The official narrative being spun by the Finance Ministry is one of sophisticated hackers and international digital syndicates. This is a convenient fiction designed to mask a much more mundane and infuriating reality: the systematic dismantling of financial safeguards. For years, the Central Bank of Sri Lanka served as the primary, battle-hardened gatekeeper for foreign debt servicing. Its protocols were rigid, its staff were seasoned, and its security layers were designed to withstand exactly this kind of predatory interest. Yet, in an act of institutional hubris that we are only now seeing the full results of, the Government insisted on shifting these critical responsibilities to the Treasury’s External Resources Department.
This was the ‘original sin’ of this scandal. Critics and members of the Committee on Public Finance (COPF) warned the Treasury lacked the technical infrastructure and the culture of rigorous oversight required to handle multimillion-dollar international settlements. Those warnings were ignored. The Government chose to centralise power within a porous, under-equipped department, effectively trading national security for administrative convenience. By stripping away the Central Bank’s oversight, they removed the ‘four-eye’ principle that governs responsible finance. They created a single point of failure, and then they were shocked when that point failed.
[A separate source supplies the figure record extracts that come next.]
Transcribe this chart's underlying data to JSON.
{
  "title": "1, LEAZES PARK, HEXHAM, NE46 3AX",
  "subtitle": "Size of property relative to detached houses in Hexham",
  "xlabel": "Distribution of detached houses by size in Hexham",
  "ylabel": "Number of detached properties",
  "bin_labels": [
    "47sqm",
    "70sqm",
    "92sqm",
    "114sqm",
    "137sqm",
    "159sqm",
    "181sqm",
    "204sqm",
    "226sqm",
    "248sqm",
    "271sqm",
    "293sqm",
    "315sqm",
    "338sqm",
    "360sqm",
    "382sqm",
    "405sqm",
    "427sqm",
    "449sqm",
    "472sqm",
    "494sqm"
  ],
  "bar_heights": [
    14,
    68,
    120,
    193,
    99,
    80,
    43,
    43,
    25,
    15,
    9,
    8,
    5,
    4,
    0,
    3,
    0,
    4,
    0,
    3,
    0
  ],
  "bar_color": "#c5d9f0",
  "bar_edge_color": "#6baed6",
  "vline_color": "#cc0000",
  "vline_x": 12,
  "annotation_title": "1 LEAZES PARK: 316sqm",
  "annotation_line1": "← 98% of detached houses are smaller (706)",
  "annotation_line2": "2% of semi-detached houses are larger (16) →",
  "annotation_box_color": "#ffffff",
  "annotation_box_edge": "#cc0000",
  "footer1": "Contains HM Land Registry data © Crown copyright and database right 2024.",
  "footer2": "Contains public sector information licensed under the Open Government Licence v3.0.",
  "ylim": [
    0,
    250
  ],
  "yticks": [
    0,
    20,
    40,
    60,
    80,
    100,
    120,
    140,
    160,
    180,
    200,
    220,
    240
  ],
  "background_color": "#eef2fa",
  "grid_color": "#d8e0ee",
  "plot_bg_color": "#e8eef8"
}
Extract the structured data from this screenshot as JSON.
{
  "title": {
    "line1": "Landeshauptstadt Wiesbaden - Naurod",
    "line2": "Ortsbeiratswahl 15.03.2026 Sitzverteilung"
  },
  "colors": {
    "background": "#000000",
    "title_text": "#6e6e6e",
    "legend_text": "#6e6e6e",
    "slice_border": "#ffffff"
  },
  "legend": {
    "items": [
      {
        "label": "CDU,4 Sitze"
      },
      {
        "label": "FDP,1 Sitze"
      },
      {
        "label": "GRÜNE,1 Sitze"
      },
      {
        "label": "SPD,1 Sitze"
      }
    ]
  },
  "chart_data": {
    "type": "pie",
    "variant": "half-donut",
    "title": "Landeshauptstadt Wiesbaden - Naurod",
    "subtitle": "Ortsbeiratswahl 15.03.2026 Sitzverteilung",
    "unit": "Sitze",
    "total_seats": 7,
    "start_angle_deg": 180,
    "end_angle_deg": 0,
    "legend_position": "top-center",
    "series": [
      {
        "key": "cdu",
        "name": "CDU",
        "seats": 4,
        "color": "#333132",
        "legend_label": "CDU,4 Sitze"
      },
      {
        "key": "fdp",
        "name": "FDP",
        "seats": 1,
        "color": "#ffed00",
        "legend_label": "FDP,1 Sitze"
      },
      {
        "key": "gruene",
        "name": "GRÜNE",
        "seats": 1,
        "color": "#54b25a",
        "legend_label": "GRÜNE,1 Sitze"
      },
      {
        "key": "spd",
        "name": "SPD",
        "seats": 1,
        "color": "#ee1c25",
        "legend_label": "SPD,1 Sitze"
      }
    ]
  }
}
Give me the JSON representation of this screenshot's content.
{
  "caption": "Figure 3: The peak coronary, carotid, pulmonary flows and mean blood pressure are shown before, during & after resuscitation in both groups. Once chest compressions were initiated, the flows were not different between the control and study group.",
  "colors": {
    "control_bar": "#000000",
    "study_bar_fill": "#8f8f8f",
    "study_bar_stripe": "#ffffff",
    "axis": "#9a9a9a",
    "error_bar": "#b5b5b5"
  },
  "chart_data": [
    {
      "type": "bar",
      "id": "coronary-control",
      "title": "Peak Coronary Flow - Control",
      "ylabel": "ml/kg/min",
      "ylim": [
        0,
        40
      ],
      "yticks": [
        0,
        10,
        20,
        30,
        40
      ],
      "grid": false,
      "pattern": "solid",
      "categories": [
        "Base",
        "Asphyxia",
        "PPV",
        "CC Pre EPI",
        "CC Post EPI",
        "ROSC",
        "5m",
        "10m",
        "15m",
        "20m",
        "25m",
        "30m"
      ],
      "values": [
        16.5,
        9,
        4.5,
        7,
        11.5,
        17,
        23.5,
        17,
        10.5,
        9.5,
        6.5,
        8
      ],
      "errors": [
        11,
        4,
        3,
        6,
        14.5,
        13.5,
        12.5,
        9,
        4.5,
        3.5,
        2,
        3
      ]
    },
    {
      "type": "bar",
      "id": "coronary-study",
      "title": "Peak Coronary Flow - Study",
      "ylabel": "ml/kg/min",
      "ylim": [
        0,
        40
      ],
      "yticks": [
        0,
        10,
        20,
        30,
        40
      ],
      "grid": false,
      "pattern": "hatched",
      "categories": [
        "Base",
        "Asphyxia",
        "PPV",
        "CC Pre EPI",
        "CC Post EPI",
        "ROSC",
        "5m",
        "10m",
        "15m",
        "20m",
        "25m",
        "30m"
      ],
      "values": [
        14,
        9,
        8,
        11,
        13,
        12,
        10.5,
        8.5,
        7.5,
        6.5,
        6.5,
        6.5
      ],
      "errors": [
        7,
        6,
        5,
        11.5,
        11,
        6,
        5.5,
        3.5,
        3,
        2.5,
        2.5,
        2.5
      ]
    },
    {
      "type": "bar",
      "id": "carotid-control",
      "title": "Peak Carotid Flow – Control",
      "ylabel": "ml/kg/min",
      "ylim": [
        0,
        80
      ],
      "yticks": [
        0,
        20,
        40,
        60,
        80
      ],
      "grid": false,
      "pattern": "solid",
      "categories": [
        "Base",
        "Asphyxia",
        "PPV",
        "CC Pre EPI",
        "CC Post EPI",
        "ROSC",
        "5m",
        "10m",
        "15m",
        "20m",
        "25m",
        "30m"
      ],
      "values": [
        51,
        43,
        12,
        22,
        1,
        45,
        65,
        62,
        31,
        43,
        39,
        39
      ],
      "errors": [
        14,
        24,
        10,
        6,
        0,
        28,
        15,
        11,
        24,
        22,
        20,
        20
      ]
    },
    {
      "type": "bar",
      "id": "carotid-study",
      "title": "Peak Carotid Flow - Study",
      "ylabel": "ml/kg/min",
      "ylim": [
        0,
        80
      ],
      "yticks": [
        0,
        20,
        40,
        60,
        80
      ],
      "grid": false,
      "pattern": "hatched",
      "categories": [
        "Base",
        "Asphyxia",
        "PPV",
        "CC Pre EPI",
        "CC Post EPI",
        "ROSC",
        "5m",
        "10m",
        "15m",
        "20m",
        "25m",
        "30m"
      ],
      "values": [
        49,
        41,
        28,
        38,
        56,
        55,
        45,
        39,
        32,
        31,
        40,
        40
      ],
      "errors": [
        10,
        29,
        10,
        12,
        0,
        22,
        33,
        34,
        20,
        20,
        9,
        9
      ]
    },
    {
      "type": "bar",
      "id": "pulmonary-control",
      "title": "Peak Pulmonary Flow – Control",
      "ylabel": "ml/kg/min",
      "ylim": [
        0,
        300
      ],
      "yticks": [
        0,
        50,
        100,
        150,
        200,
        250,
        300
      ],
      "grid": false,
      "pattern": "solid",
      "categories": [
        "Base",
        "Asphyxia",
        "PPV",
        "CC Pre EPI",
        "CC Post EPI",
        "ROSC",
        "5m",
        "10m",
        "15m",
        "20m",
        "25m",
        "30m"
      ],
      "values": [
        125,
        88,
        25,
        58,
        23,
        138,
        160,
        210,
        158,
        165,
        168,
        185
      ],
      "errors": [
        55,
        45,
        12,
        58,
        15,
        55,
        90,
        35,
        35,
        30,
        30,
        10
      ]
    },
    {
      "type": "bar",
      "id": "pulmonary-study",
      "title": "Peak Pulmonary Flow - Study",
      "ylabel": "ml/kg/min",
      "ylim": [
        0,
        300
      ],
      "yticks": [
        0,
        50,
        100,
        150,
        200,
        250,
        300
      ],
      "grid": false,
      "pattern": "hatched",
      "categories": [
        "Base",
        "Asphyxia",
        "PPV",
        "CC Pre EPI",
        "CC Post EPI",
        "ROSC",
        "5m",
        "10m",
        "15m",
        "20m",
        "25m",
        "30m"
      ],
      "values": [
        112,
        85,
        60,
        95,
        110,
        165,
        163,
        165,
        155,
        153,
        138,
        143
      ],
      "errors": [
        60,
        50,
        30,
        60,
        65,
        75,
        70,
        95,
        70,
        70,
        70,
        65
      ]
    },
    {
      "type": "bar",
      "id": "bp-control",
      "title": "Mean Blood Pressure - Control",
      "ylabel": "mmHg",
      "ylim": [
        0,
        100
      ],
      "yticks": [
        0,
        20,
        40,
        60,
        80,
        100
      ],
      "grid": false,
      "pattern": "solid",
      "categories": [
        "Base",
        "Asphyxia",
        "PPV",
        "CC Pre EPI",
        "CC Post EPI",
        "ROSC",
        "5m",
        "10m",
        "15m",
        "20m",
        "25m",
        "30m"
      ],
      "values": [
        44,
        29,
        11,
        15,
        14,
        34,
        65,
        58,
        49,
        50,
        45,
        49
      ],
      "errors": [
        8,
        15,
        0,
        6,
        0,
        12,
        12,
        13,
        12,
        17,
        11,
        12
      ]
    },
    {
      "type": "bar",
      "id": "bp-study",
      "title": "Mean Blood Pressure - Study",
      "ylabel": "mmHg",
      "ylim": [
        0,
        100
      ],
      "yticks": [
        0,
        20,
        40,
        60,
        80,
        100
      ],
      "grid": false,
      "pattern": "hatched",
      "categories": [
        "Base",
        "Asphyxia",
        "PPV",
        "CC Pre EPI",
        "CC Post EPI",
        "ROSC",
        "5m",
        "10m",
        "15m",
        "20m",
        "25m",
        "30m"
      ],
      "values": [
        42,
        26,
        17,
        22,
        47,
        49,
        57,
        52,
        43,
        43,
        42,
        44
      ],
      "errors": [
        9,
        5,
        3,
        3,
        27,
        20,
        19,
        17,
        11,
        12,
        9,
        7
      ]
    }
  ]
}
The sheer amateurism of the breach is what stings the most. We are told that funds intended for a bilateral repayment to Australia were diverted because of a ‘compromised email’. In any private mid-sized company, a transfer of Rs. 20,000 requires multi-factor authentication, verbal confirmation, and secondary authorisation. The fact that the Treasury was moving millions of dollars based on an unverified email instruction is not a cyber heist; it is a total abdication of duty. It is a level of negligence that borders on the criminal. If a junior clerk at a local bank lost a few thousand rupees, they would be sacked and likely prosecuted within the week. Here, we lose millions of dollars belonging to a bankrupt nation, and the response is a series of polite committee meetings.
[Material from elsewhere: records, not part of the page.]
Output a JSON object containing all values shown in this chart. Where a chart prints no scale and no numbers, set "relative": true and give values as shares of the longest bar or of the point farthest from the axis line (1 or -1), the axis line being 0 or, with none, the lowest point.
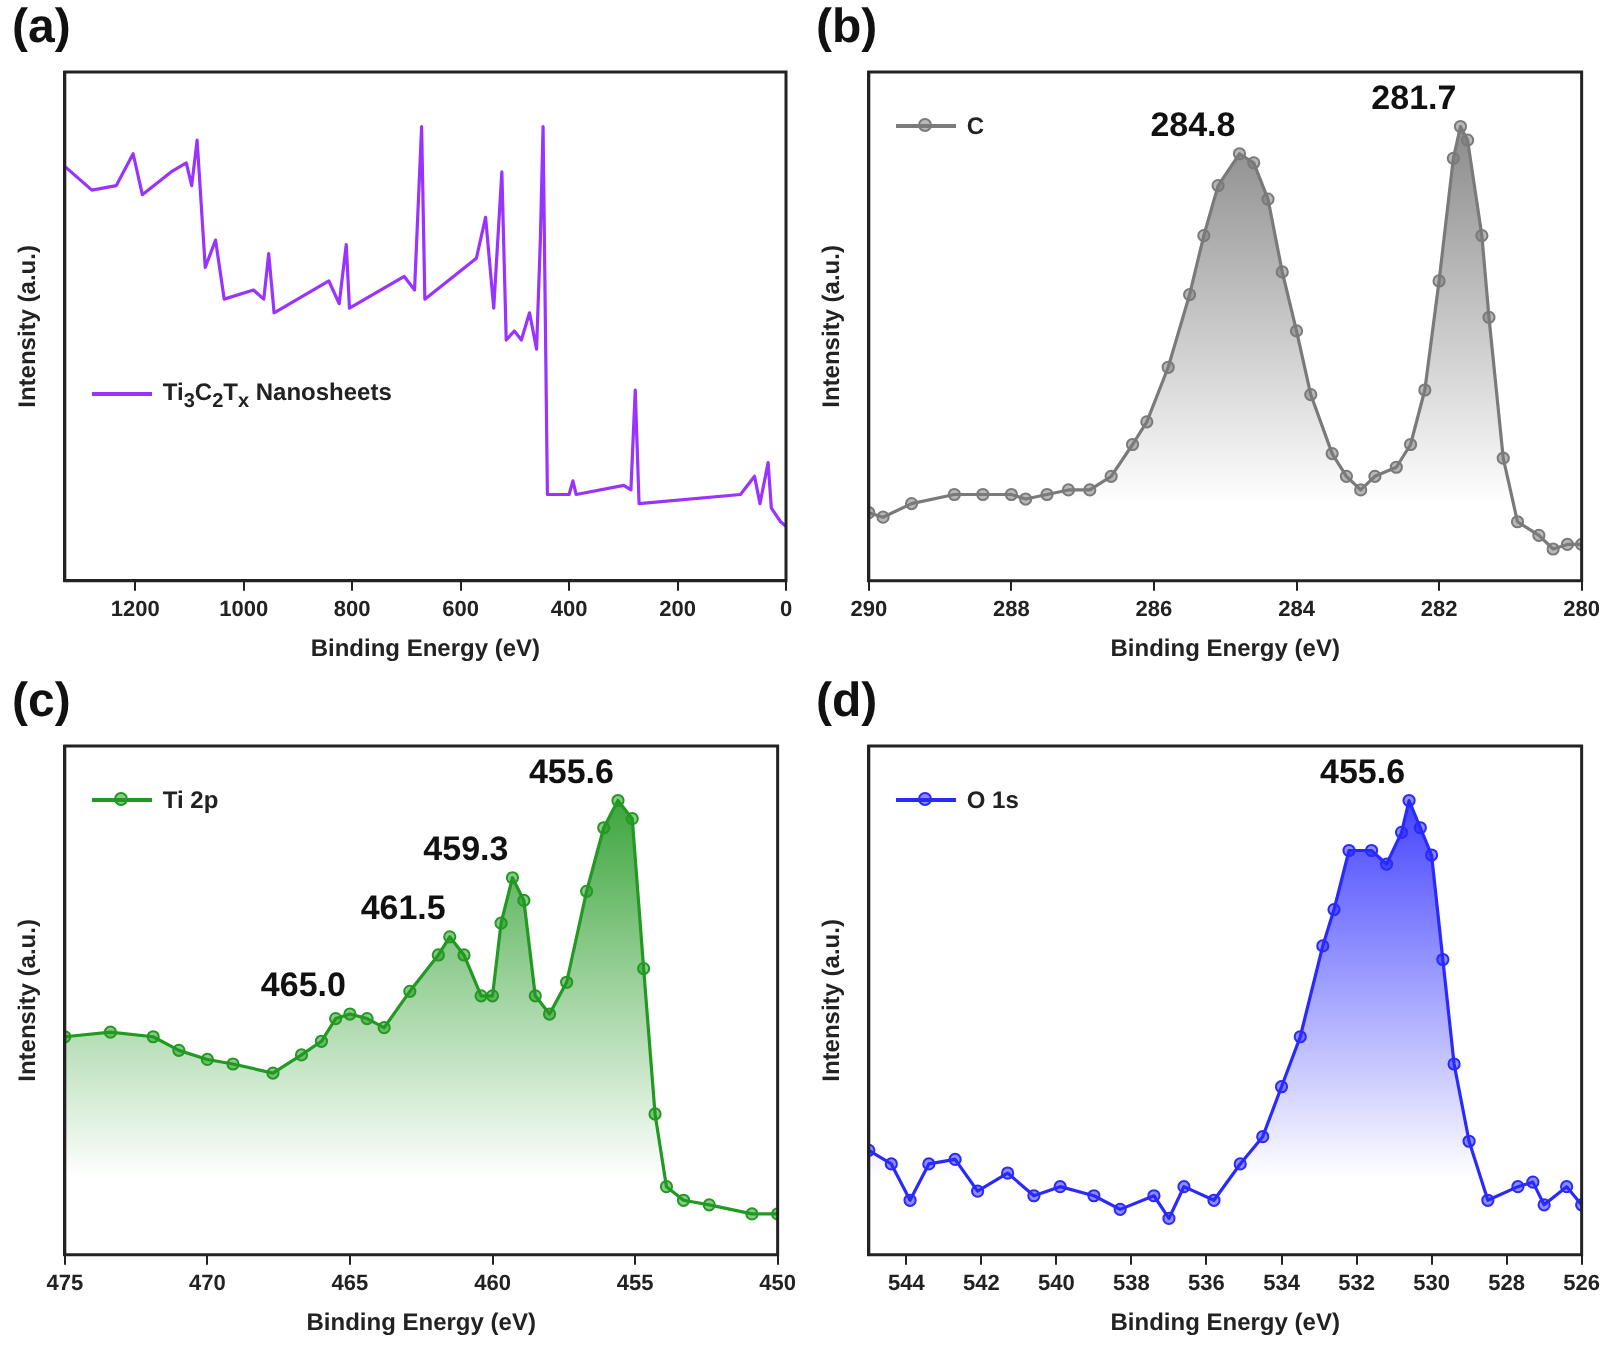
{
  "chart_data": [
    {
      "type": "line",
      "title": "(a)",
      "xlabel": "Binding Energy (eV)",
      "ylabel": "Intensity (a.u.)",
      "relative": true,
      "xlim": [
        1330,
        0
      ],
      "xticks": [
        1200,
        1000,
        800,
        600,
        400,
        200,
        0
      ],
      "legend": "left",
      "marker": "none",
      "x": [
        1328,
        1280,
        1235,
        1204,
        1187,
        1134,
        1106,
        1096,
        1086,
        1071,
        1052,
        1036,
        982,
        963,
        954,
        944,
        843,
        824,
        811,
        805,
        704,
        685,
        672,
        666,
        571,
        554,
        539,
        524,
        516,
        501,
        488,
        473,
        460,
        453,
        448,
        440,
        400,
        393,
        387,
        299,
        286,
        278,
        271,
        84,
        58,
        48,
        33,
        27,
        10,
        0
      ],
      "series": [
        {
          "name": "Ti$_{3}$C$_{2}$T$_{x}$ Nanosheets",
          "color": "#9933ff",
          "values": [
            0.91,
            0.86,
            0.87,
            0.94,
            0.85,
            0.9,
            0.92,
            0.87,
            0.97,
            0.69,
            0.75,
            0.62,
            0.64,
            0.62,
            0.72,
            0.59,
            0.66,
            0.61,
            0.74,
            0.6,
            0.67,
            0.64,
            1.0,
            0.62,
            0.71,
            0.8,
            0.6,
            0.9,
            0.53,
            0.55,
            0.53,
            0.59,
            0.51,
            0.75,
            1.0,
            0.19,
            0.19,
            0.22,
            0.19,
            0.21,
            0.2,
            0.42,
            0.17,
            0.19,
            0.23,
            0.17,
            0.26,
            0.16,
            0.13,
            0.12
          ]
        }
      ]
    },
    {
      "type": "area",
      "title": "(b)",
      "xlabel": "Binding Energy (eV)",
      "ylabel": "Intensity (a.u.)",
      "relative": true,
      "xlim": [
        290,
        280
      ],
      "xticks": [
        290,
        288,
        286,
        284,
        282,
        280
      ],
      "legend": "top left",
      "marker": "circle",
      "x": [
        290.0,
        289.8,
        289.4,
        288.8,
        288.4,
        288.0,
        287.8,
        287.5,
        287.2,
        286.9,
        286.6,
        286.3,
        286.1,
        285.8,
        285.5,
        285.3,
        285.1,
        284.8,
        284.6,
        284.4,
        284.2,
        284.0,
        283.8,
        283.5,
        283.3,
        283.1,
        282.9,
        282.6,
        282.4,
        282.2,
        282.0,
        281.8,
        281.7,
        281.6,
        281.4,
        281.3,
        281.1,
        280.9,
        280.6,
        280.4,
        280.2,
        280.0
      ],
      "series": [
        {
          "name": "C",
          "color": "#7a7a7a",
          "values": [
            0.15,
            0.14,
            0.17,
            0.19,
            0.19,
            0.19,
            0.18,
            0.19,
            0.2,
            0.2,
            0.23,
            0.3,
            0.35,
            0.47,
            0.63,
            0.76,
            0.87,
            0.94,
            0.92,
            0.84,
            0.68,
            0.55,
            0.41,
            0.28,
            0.23,
            0.2,
            0.23,
            0.25,
            0.3,
            0.42,
            0.66,
            0.93,
            1.0,
            0.97,
            0.76,
            0.58,
            0.27,
            0.13,
            0.1,
            0.07,
            0.08,
            0.08
          ]
        }
      ],
      "annotations": [
        {
          "text": "284.8",
          "x": 284.8,
          "y": 0.94
        },
        {
          "text": "281.7",
          "x": 281.7,
          "y": 1.0
        }
      ]
    },
    {
      "type": "area",
      "title": "(c)",
      "xlabel": "Binding Energy (eV)",
      "ylabel": "Intensity (a.u.)",
      "relative": true,
      "xlim": [
        475,
        450
      ],
      "xticks": [
        475,
        470,
        465,
        460,
        455,
        450
      ],
      "legend": "top left",
      "marker": "circle",
      "x": [
        475.0,
        473.4,
        471.9,
        471.0,
        470.0,
        469.1,
        467.7,
        466.7,
        466.0,
        465.5,
        465.0,
        464.4,
        463.8,
        462.9,
        461.9,
        461.5,
        461.0,
        460.4,
        460.0,
        459.7,
        459.3,
        458.9,
        458.5,
        458.0,
        457.4,
        456.7,
        456.1,
        455.6,
        455.1,
        454.7,
        454.3,
        453.9,
        453.3,
        452.4,
        450.9,
        450.0
      ],
      "series": [
        {
          "name": "Ti 2p",
          "color": "#229922",
          "values": [
            0.48,
            0.49,
            0.48,
            0.45,
            0.43,
            0.42,
            0.4,
            0.44,
            0.47,
            0.52,
            0.53,
            0.52,
            0.5,
            0.58,
            0.66,
            0.7,
            0.66,
            0.57,
            0.57,
            0.73,
            0.83,
            0.78,
            0.57,
            0.53,
            0.6,
            0.8,
            0.94,
            1.0,
            0.96,
            0.63,
            0.31,
            0.15,
            0.12,
            0.11,
            0.09,
            0.09
          ]
        }
      ],
      "annotations": [
        {
          "text": "465.0",
          "x": 465.0,
          "y": 0.53
        },
        {
          "text": "461.5",
          "x": 461.5,
          "y": 0.7
        },
        {
          "text": "459.3",
          "x": 459.3,
          "y": 0.83
        },
        {
          "text": "455.6",
          "x": 455.6,
          "y": 1.0
        }
      ]
    },
    {
      "type": "area",
      "title": "(d)",
      "xlabel": "Binding Energy (eV)",
      "ylabel": "Intensity (a.u.)",
      "relative": true,
      "xlim": [
        545,
        526
      ],
      "xticks": [
        544,
        542,
        540,
        538,
        536,
        534,
        532,
        530,
        528,
        526
      ],
      "legend": "top left",
      "marker": "circle",
      "x": [
        545.0,
        544.4,
        543.9,
        543.4,
        542.7,
        542.1,
        541.3,
        540.6,
        539.9,
        539.0,
        538.3,
        537.4,
        537.0,
        536.6,
        535.8,
        535.1,
        534.5,
        534.0,
        533.5,
        532.9,
        532.6,
        532.2,
        531.6,
        531.2,
        530.8,
        530.6,
        530.3,
        530.0,
        529.7,
        529.4,
        529.0,
        528.5,
        527.7,
        527.3,
        527.0,
        526.4,
        526.0
      ],
      "series": [
        {
          "name": "O 1s",
          "color": "#2a2aff",
          "values": [
            0.23,
            0.2,
            0.12,
            0.2,
            0.21,
            0.14,
            0.18,
            0.13,
            0.15,
            0.13,
            0.1,
            0.13,
            0.08,
            0.15,
            0.12,
            0.2,
            0.26,
            0.37,
            0.48,
            0.68,
            0.76,
            0.89,
            0.89,
            0.86,
            0.93,
            1.0,
            0.94,
            0.88,
            0.65,
            0.42,
            0.25,
            0.12,
            0.15,
            0.16,
            0.11,
            0.15,
            0.11
          ]
        }
      ],
      "annotations": [
        {
          "text": "455.6",
          "x": 530.6,
          "y": 1.0
        }
      ]
    }
  ]
}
Furthermore, the culture of secrecy surrounding the probe is an insult to the taxpayer. The breach occurred between December and January, yet the full gravity of the situation was only dragged into the light months later. Why the delay? Was the Government hoping the money would miraculously reappear? Or were they busy scrubbing the digital paper trail to ensure that the blame would fall only on those low enough on the ladder to be expendable? The suspension of four junior officials is a classic scapegoating tactic. It is the political equivalent of blaming the waiter because the chef poisoned the soup. These officials did not design the flawed systems they were forced to use. They did not make the policy decision to bypass Central Bank security. They are the convenient casualties of a leadership that refuses to take responsibility for its own disastrous choices.
Industry experts have rightly pointed out that this is not just about the missing dollars. It is about the total collapse of Sri Lanka’s financial credibility. We are a nation currently begging for international trust, navigating a fragile recovery with the IMF, and asking creditors to believe in our stability. This incident tells the world that our Treasury is as secure as a sieve. If we cannot manage a routine bank transfer without falling for a basic email scam, why should any international investor trust us with a cent of their capital?
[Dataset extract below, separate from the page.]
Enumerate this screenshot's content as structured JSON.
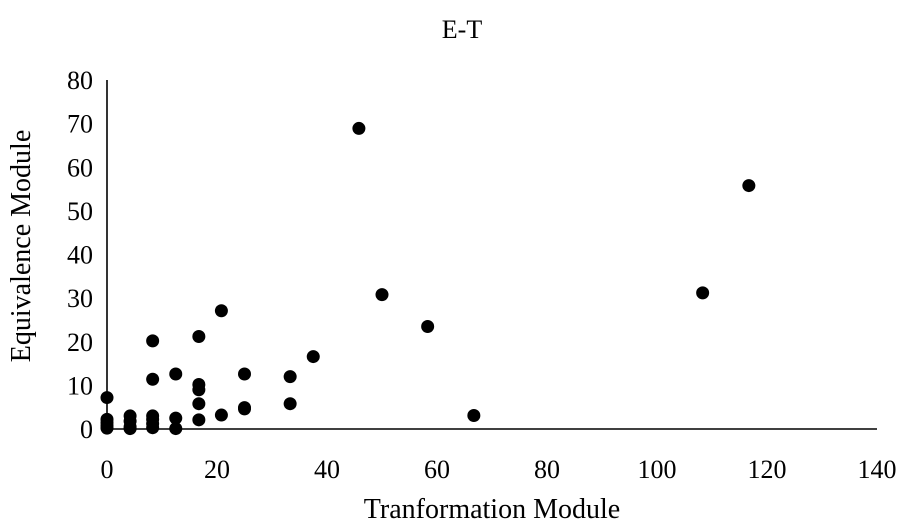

The time for internal technical investigations led by the very people who oversaw the failure has passed. What we need now is an immediate return to Central Bank oversight for all foreign debt servicing. The Government must understand that the public’s patience is not an infinite resource. This is not a digital error; it is a moral calamity. If the heads at the top do not roll, then the entire system is an accomplice to the theft.